Um estudo inédito do Movimento Pessoas à Frente, com dados do Conselho Nacional de Justiça (CNJ), revelou que os gastos da Justiça com supersalários cresceram 49,3% entre 2023 e 2024. Esse aumento elevou o total de R$ 7 bilhões para R$ 10,5 bilhões pagos acima do teto constitucional — em contraste com a inflação de 4,83% no período.
Verbas “indenizatórias” driblam o teto
A pesquisa demonstra que os chamados “penduricalhos” — verbas indenizatórias e adicionais — já superam 43% da remuneração líquida média dos magistrados, e podem ultrapassar, em breve, 50%. Atualmente, o teto do funcionalismo, com base nos subsídios de ministros do STF, é de R$ 46.366,19. Entretanto, graças a esses extras, muitos magistrados recebem substancialmente mais — sem tributação — sobre essa parte do salário.
Salários saltam de R$ 45 mil para R$ 66 mil
Em 2023, o rendimento líquido médio de juízes era R$ 45.050,50. Em 2024, subiu para R$ 54.941,80 — totalizando alta de 21,95%. Em fevereiro de 2025, já alcançava R$ 66.431,76. Essa disparada foi atribuída às verbas classificadas como indenizatórias, que escapam do teto e da tributação de Imposto de Renda.

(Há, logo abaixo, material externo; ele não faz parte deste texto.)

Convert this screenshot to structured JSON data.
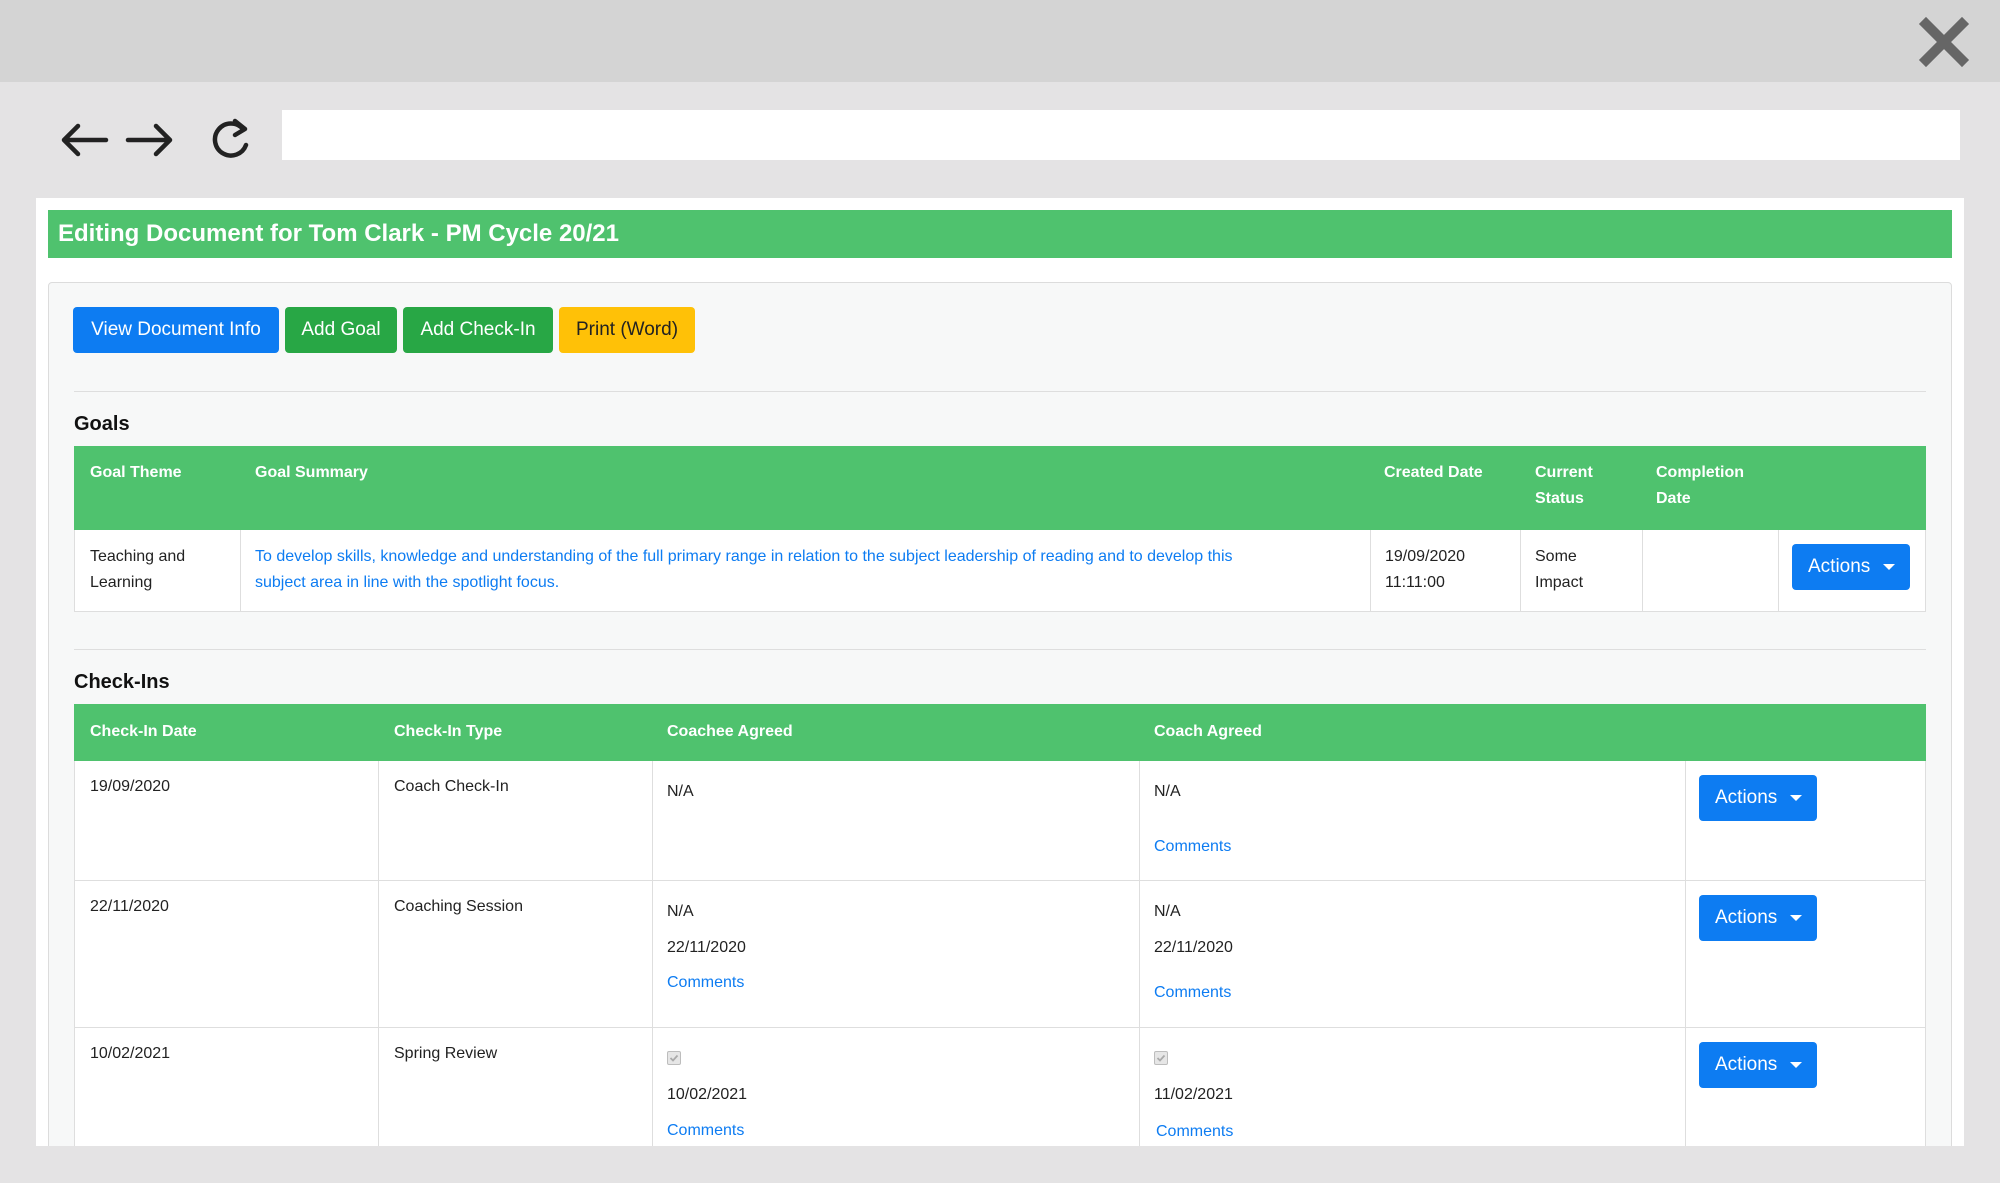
{
  "document": {
    "title": "Editing Document for Tom Clark - PM Cycle 20/21"
  },
  "toolbar_buttons": {
    "view_info": "View Document Info",
    "add_goal": "Add Goal",
    "add_checkin": "Add Check-In",
    "print_word": "Print (Word)"
  },
  "goals": {
    "title": "Goals",
    "headers": {
      "theme": "Goal Theme",
      "summary": "Goal Summary",
      "created": "Created Date",
      "status_l1": "Current",
      "status_l2": "Status",
      "completion_l1": "Completion",
      "completion_l2": "Date"
    },
    "rows": [
      {
        "theme_l1": "Teaching and",
        "theme_l2": "Learning",
        "summary_l1": "To develop skills, knowledge and understanding of the full primary range in relation to the subject leadership of reading and to develop this",
        "summary_l2": "subject area in line with the spotlight focus.",
        "created_l1": "19/09/2020",
        "created_l2": "11:11:00",
        "status_l1": "Some",
        "status_l2": "Impact",
        "completion": "",
        "actions": "Actions"
      }
    ]
  },
  "checkins": {
    "title": "Check-Ins",
    "headers": {
      "date": "Check-In Date",
      "type": "Check-In Type",
      "coachee": "Coachee Agreed",
      "coach": "Coach Agreed"
    },
    "rows": [
      {
        "date": "19/09/2020",
        "type": "Coach Check-In",
        "coachee_status": "N/A",
        "coach_status": "N/A",
        "coach_comments": "Comments",
        "actions": "Actions"
      },
      {
        "date": "22/11/2020",
        "type": "Coaching Session",
        "coachee_status": "N/A",
        "coachee_date": "22/11/2020",
        "coachee_comments": "Comments",
        "coach_status": "N/A",
        "coach_date": "22/11/2020",
        "coach_comments": "Comments",
        "actions": "Actions"
      },
      {
        "date": "10/02/2021",
        "type": "Spring Review",
        "coachee_checked": true,
        "coachee_date": "10/02/2021",
        "coachee_comments": "Comments",
        "coach_checked": true,
        "coach_date": "11/02/2021",
        "coach_comments": "Comments",
        "actions": "Actions"
      }
    ]
  },
  "colors": {
    "header_green": "#4fc26e",
    "primary_blue": "#0d7cf2",
    "success_green": "#28a745",
    "warning_yellow": "#ffc107"
  },
  "icons": {
    "close": "close-icon",
    "back": "arrow-left-icon",
    "forward": "arrow-right-icon",
    "reload": "reload-icon",
    "caret": "caret-down-icon"
  }
}
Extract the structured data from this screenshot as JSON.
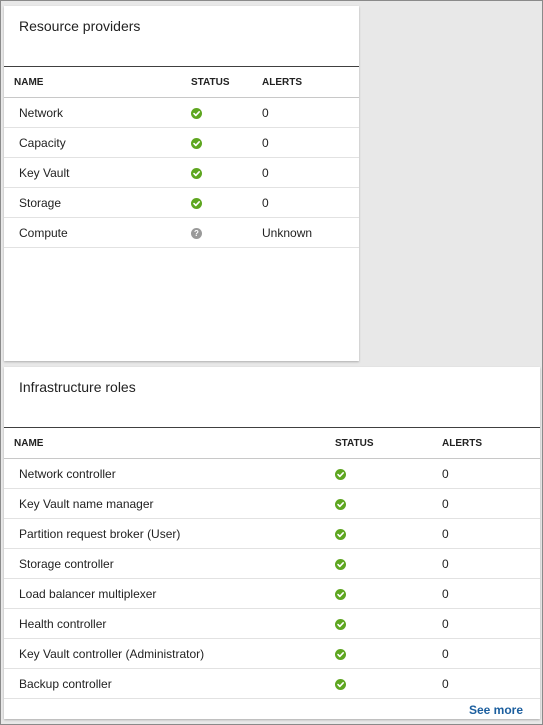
{
  "resource_providers": {
    "title": "Resource providers",
    "columns": [
      "NAME",
      "STATUS",
      "ALERTS"
    ],
    "rows": [
      {
        "name": "Network",
        "status": "ok",
        "alerts": "0"
      },
      {
        "name": "Capacity",
        "status": "ok",
        "alerts": "0"
      },
      {
        "name": "Key Vault",
        "status": "ok",
        "alerts": "0"
      },
      {
        "name": "Storage",
        "status": "ok",
        "alerts": "0"
      },
      {
        "name": "Compute",
        "status": "unknown",
        "alerts": "Unknown"
      }
    ]
  },
  "infrastructure_roles": {
    "title": "Infrastructure roles",
    "columns": [
      "NAME",
      "STATUS",
      "ALERTS"
    ],
    "rows": [
      {
        "name": "Network controller",
        "status": "ok",
        "alerts": "0"
      },
      {
        "name": "Key Vault name manager",
        "status": "ok",
        "alerts": "0"
      },
      {
        "name": "Partition request broker (User)",
        "status": "ok",
        "alerts": "0"
      },
      {
        "name": "Storage controller",
        "status": "ok",
        "alerts": "0"
      },
      {
        "name": "Load balancer multiplexer",
        "status": "ok",
        "alerts": "0"
      },
      {
        "name": "Health controller",
        "status": "ok",
        "alerts": "0"
      },
      {
        "name": "Key Vault controller (Administrator)",
        "status": "ok",
        "alerts": "0"
      },
      {
        "name": "Backup controller",
        "status": "ok",
        "alerts": "0"
      }
    ],
    "see_more_label": "See more"
  },
  "status_icons": {
    "ok": {
      "icon": "check-circle-icon",
      "color": "#5ea620"
    },
    "unknown": {
      "icon": "question-circle-icon",
      "color": "#9a9a9a",
      "glyph": "?"
    }
  }
}
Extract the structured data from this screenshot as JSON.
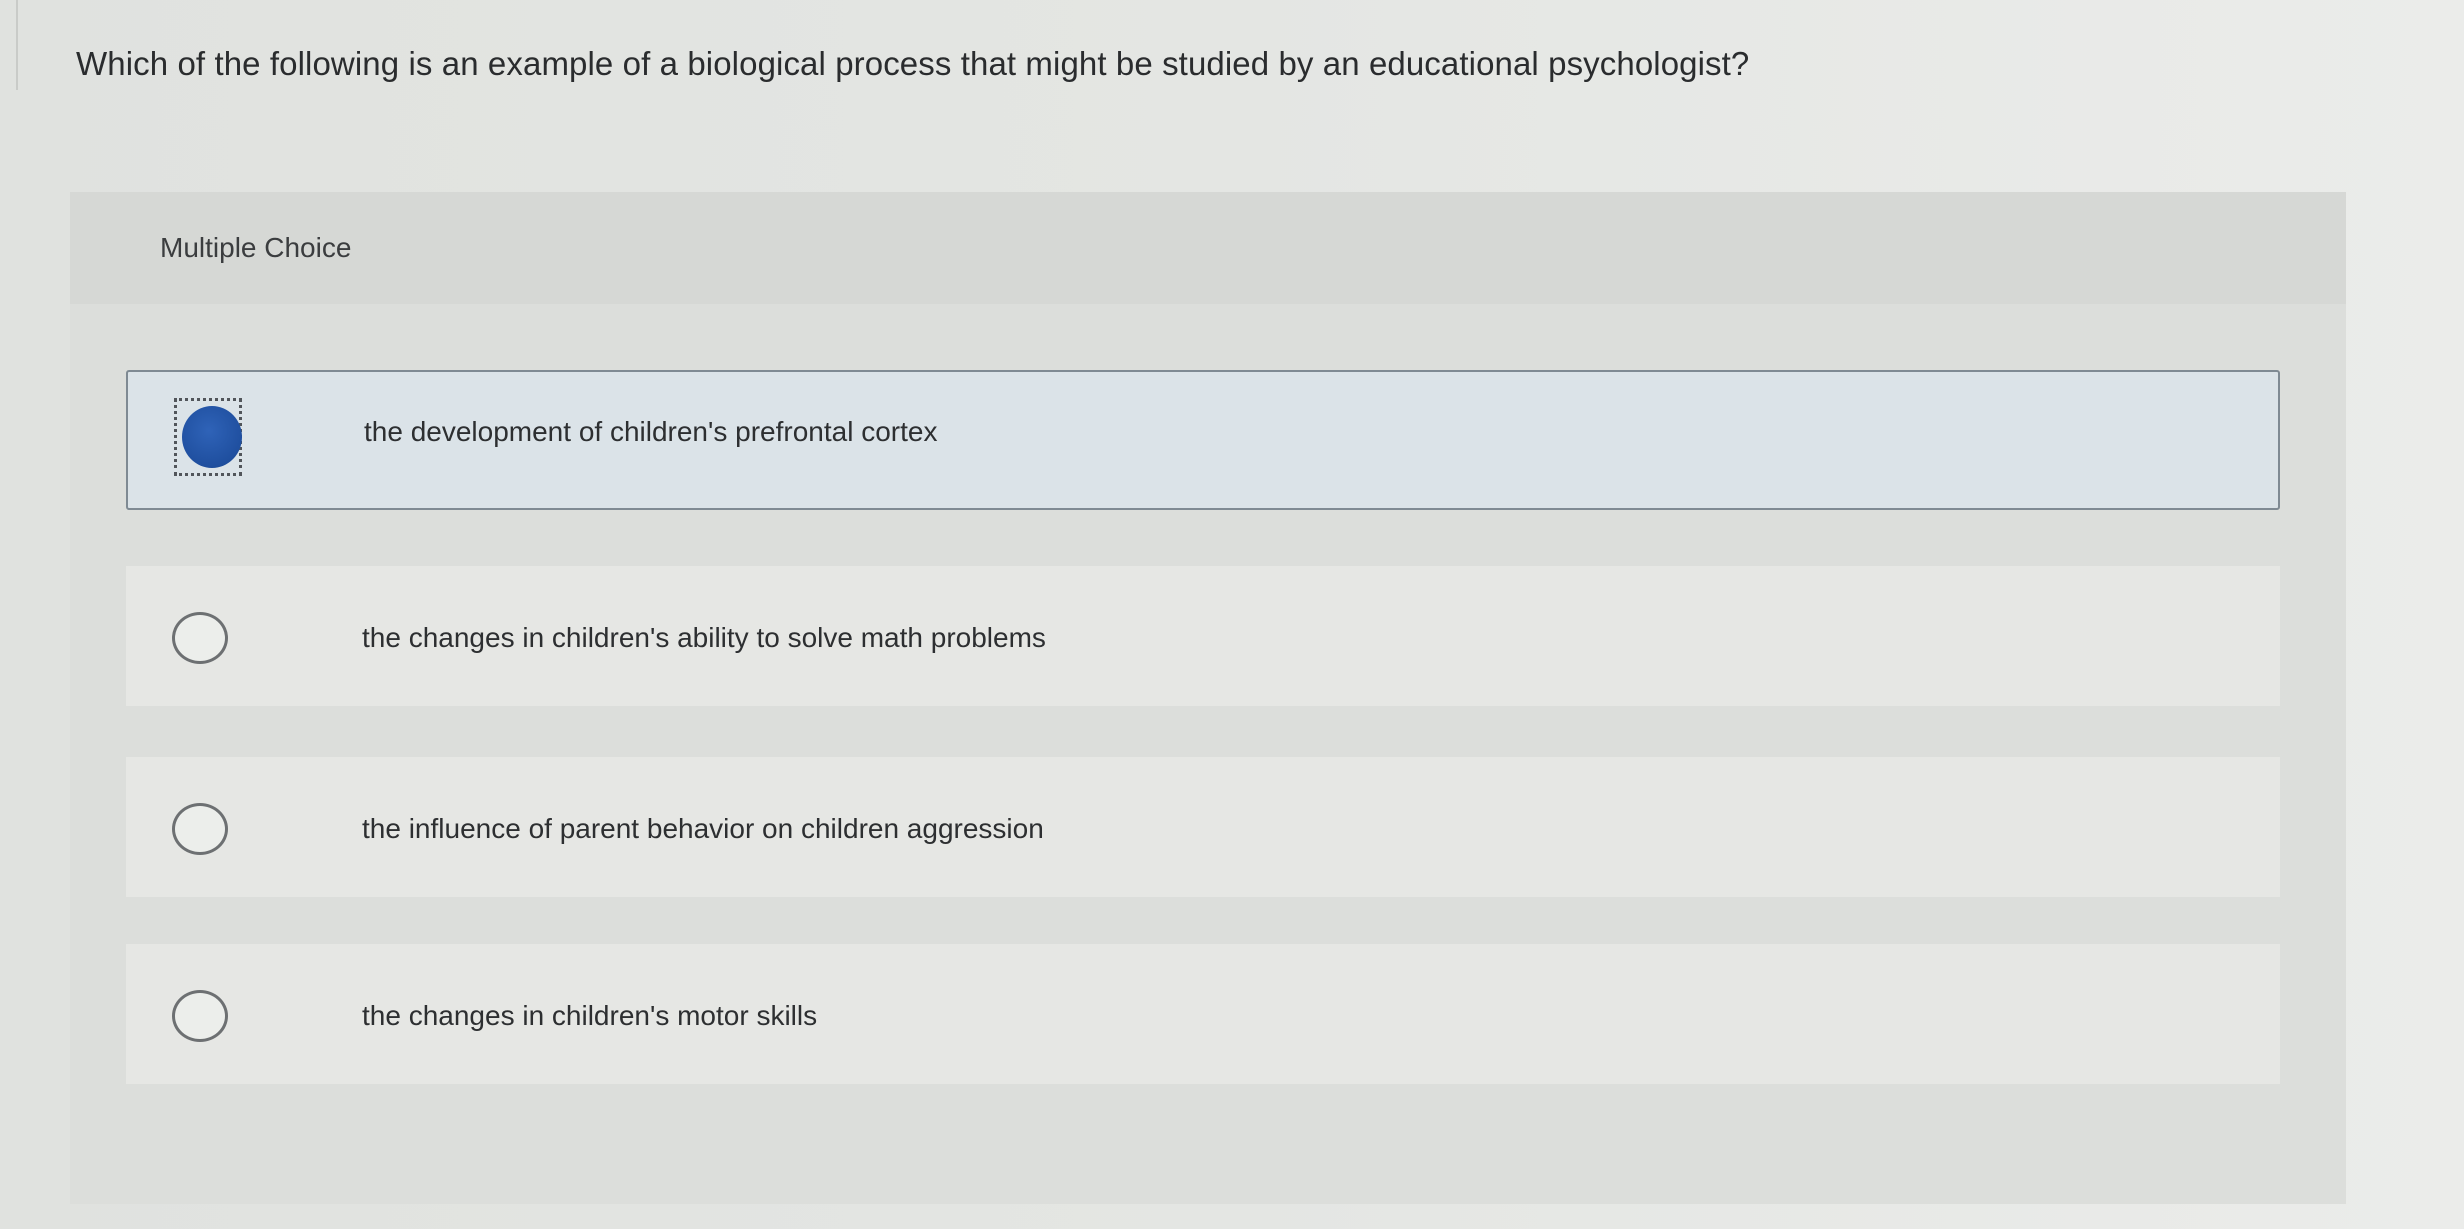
{
  "question": {
    "text": "Which of the following is an example of a biological process that might be studied by an educational psychologist?"
  },
  "panel": {
    "header_label": "Multiple Choice"
  },
  "options": [
    {
      "label": "the development of children's prefrontal cortex",
      "selected": true
    },
    {
      "label": "the changes in children's ability to solve math problems",
      "selected": false
    },
    {
      "label": "the influence of parent behavior on children aggression",
      "selected": false
    },
    {
      "label": "the changes in children's motor skills",
      "selected": false
    }
  ],
  "colors": {
    "selected_radio": "#1f4f9f",
    "selected_background": "#dbe3e8",
    "option_background": "#e6e7e4",
    "panel_background": "#dcdedb"
  }
}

Brecha estrutural há décadas
Jessika Moreira, diretora-executiva do Movimento Pessoas à Frente, avalia que os supersalários são resultado de uma brecha estrutural que data da Constituição de 1988. Segundo ela, embora tenha havido tentativas legislativas para conter o fenômeno, nenhuma foi eficaz. O movimento alerta que, no ritmo atual, os gastos com supersalários podem dobrar nos próximos dois anos.
Repercussão política e judicial
No começo de 2025, o ministro Gilmar Mendes, do STF, declarou que o país vive “quadro de verdadeira desordem” em relação a esses pagamentos e pediu que se estabeleçam normas claras para conter o avanço do sistema. Reportagens do UOL demonstraram que nove em cada dez juízes receberam, em 2024, valores superiores aos vencimentos dos ministros do Supremo. O UOL estimou ainda que 9 de 10 conselheiros de tribunais de contas tiveram remuneração média de R$ 66 mil mensais — acima até da média do STF — graças às mesmas práticas ..
Propostas em debate
O Movimento Pessoas à Frente forma uma coalizão com dez organizações da sociedade civil e apresenta à Câmara, sob coordenação do deputado Pedro Paulo (PSD-RJ), nove medidas para enfrentar os penduricalhos. Entre as propostas figuram:
- Classificar corretamente o que é verba remuneratória ou indenizatória;
- Limitar benefícios a critérios transitórios e legais;
- Tributação adequada das verbas sobre o teto;
- Reforço da transparência e governança;
- Criminalização de pagamentos ilegais via improbidade administrativa;
- Proibição de retroativos fora de prazo.
Em novembro de 2024, o governo apresentou uma PEC visando limitar exceções ao teto, prevendo prazo de dois anos para validarem benefícios, mas sem estimar o impacto financeiro.
Conclusão
O crescimento quase exponencial dos supersalários revela um problema complexo, impulsionado por brechas legais e escassa governança. O debate no Congresso e no STF sinaliza que há um reconhecimento político da gravidade do tema. Contudo, resta definir até que ponto o país disporá de instrumentos eficazes para impedir que a exceção se torne a regra.